我认为这里还有一个非常有趣的机会,就是注入领域专长或者你自己的智慧。我非常感激,因为我觉得你在分享一些线索,指出了许多这个技术刚刚开始的领域。我是说,几乎走进任何一家公司,人们都还没意识到刚刚发生了什么。实际上,他们仍在重复那些陈旧的观点,比如“你最好进行微调”之类的话。这些想法根本没有连接到我们每天看到的那些创业公司和创始人如何为用户创造事物的实际情况。
What I'm kind of glad for is that we get to actually share this news, like this knowledge because like even the things we talked about, you know, hey, you probably do e-vals. Like there's a lot of alpha and getting to 100 percent, not just 70 percent. These are sort of the breadcrumbs that will actually go on to create all of the billion dollar companies, maybe thousands of them actually. We hope so. I mean, I think that you're about to see a lot of other fields like law really level up when you don't have to spend, you know, millions of dollars in six months, literally in a basement reading document by document by document.
我感到欣慰的一点是我们能够实际分享这个消息和这些知识。就像我们讨论过的一些事情,例如,你可能会进行评估。实现100%的成功,而不仅仅是70%,正是这些关键线索将会帮助创立所有市值达到数十亿的公司,也许实际上有成千上万这样的公司。我们对此充满希望。我认为你将会看到很多其他领域,比如法律,将会真正提升。当你不必在地下室逐页阅读文件,并在六个月内花费数百万美元时,这些领域会有很大的进步。
Right. When you actually can just get past that and get just the results. Now you're thinking strategically and intelligently and the unlock for these companies, I mean, they currently pay again, millions of dollars in salaries for these jobs to be done, each of them. Right. So for any company to come out with a AI that can do even 80 percent of that, the value is really there.
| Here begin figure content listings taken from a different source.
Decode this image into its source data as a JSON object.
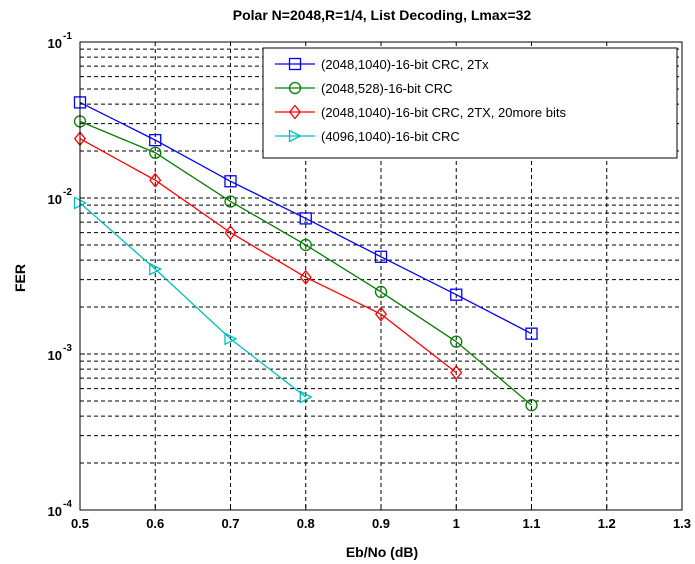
{
  "chart_data": {
    "type": "line",
    "title": "Polar N=2048,R=1/4, List Decoding, Lmax=32",
    "xlabel": "Eb/No (dB)",
    "ylabel": "FER",
    "xlim": [
      0.5,
      1.3
    ],
    "ylim": [
      0.0001,
      0.1
    ],
    "yscale": "log",
    "grid": true,
    "grid_style": "dashed",
    "legend_position": "top-right",
    "x_ticks": [
      "0.5",
      "0.6",
      "0.7",
      "0.8",
      "0.9",
      "1",
      "1.1",
      "1.2",
      "1.3"
    ],
    "y_ticks": [
      {
        "base": "10",
        "exp": "-4",
        "value": 0.0001
      },
      {
        "base": "10",
        "exp": "-3",
        "value": 0.001
      },
      {
        "base": "10",
        "exp": "-2",
        "value": 0.01
      },
      {
        "base": "10",
        "exp": "-1",
        "value": 0.1
      }
    ],
    "series": [
      {
        "name": "(2048,1040)-16-bit CRC, 2Tx",
        "color": "#0000ff",
        "marker": "square",
        "x": [
          0.5,
          0.6,
          0.7,
          0.8,
          0.9,
          1.0,
          1.1
        ],
        "y": [
          0.041,
          0.0235,
          0.0128,
          0.0074,
          0.0042,
          0.0024,
          0.00135
        ]
      },
      {
        "name": "(2048,528)-16-bit CRC",
        "color": "#008000",
        "marker": "circle",
        "x": [
          0.5,
          0.6,
          0.7,
          0.8,
          0.9,
          1.0,
          1.1
        ],
        "y": [
          0.031,
          0.0195,
          0.0095,
          0.005,
          0.0025,
          0.0012,
          0.00047
        ]
      },
      {
        "name": "(2048,1040)-16-bit CRC, 2TX, 20more bits",
        "color": "#ff0000",
        "marker": "diamond",
        "x": [
          0.5,
          0.6,
          0.7,
          0.8,
          0.9,
          1.0
        ],
        "y": [
          0.024,
          0.013,
          0.006,
          0.0031,
          0.0018,
          0.00076
        ]
      },
      {
        "name": "(4096,1040)-16-bit CRC",
        "color": "#00bfbf",
        "marker": "triangle-right",
        "x": [
          0.5,
          0.6,
          0.7,
          0.8
        ],
        "y": [
          0.0093,
          0.0035,
          0.00125,
          0.00053
        ]
      }
    ]
  }
}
And I just want to encourage people to not kind of give up based on those tropes, right? Like, Oh, it hallucinates too much. It's too inaccurate. It's too whatever.
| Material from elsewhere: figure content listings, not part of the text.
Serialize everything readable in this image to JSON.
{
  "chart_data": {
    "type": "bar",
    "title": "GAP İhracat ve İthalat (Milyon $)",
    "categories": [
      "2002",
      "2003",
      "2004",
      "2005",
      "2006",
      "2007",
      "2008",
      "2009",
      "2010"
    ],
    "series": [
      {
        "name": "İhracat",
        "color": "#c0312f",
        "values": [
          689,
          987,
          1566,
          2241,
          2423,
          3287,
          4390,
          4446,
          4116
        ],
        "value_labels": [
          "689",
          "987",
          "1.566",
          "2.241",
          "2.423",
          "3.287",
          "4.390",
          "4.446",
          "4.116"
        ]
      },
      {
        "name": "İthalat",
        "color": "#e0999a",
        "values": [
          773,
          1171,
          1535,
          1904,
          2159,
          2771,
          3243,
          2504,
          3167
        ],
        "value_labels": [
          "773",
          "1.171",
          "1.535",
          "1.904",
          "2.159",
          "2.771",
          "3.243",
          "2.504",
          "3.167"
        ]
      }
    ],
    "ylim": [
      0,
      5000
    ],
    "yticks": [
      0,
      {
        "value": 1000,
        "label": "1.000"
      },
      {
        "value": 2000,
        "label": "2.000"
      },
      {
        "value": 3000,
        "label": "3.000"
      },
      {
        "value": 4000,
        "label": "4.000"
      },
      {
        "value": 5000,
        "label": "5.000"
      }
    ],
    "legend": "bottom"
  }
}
好的。当你真正能够超越那些障碍,只关注结果时,你就在战略性和智能性地思考。这些公司现在每年都花费数百万美元的工资来完成这些工作。想想如果有一家公司能够推出一款人工智能,即使只完成80%的工作,它的价值已经显而易见。我想鼓励大家不要因为一些常见的说法就放弃,比如“它出错太多”或者“它不够准确”等等。
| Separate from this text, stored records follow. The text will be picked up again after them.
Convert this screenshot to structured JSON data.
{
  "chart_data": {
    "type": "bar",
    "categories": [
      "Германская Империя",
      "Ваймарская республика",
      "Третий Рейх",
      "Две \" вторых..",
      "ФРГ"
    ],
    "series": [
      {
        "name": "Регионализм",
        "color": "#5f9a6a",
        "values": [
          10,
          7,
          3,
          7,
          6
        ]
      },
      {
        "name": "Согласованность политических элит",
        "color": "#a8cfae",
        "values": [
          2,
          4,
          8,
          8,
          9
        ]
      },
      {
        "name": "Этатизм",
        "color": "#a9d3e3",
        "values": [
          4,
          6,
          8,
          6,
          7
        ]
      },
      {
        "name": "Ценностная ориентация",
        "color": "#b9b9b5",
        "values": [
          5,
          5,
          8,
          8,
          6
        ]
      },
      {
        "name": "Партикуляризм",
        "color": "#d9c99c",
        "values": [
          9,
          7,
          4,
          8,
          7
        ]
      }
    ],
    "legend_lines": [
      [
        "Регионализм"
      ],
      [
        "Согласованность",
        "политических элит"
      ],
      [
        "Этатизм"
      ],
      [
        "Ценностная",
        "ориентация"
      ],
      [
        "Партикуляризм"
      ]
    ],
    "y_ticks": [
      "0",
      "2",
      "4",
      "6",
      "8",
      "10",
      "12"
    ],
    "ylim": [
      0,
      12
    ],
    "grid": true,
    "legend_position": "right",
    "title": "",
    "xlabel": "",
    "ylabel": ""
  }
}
There's a, for example, if anything, it's like there's a path and you can do it. And there's some good news in that, you know, what the jobs aren't going to go away. They'll just be more interesting. That's what I think. Yeah. Well, with that, we're out of time, but Jake, thank you so much for being with us. Thanks for having me. See you guys next time.
例如,有一条路,你可以做到。而且有个好消息,那就是工作不会消失,只是变得更有趣。这就是我的看法。好的,时间到了,Jake,非常感谢你和我们在一起。谢谢你邀请我。下次再见。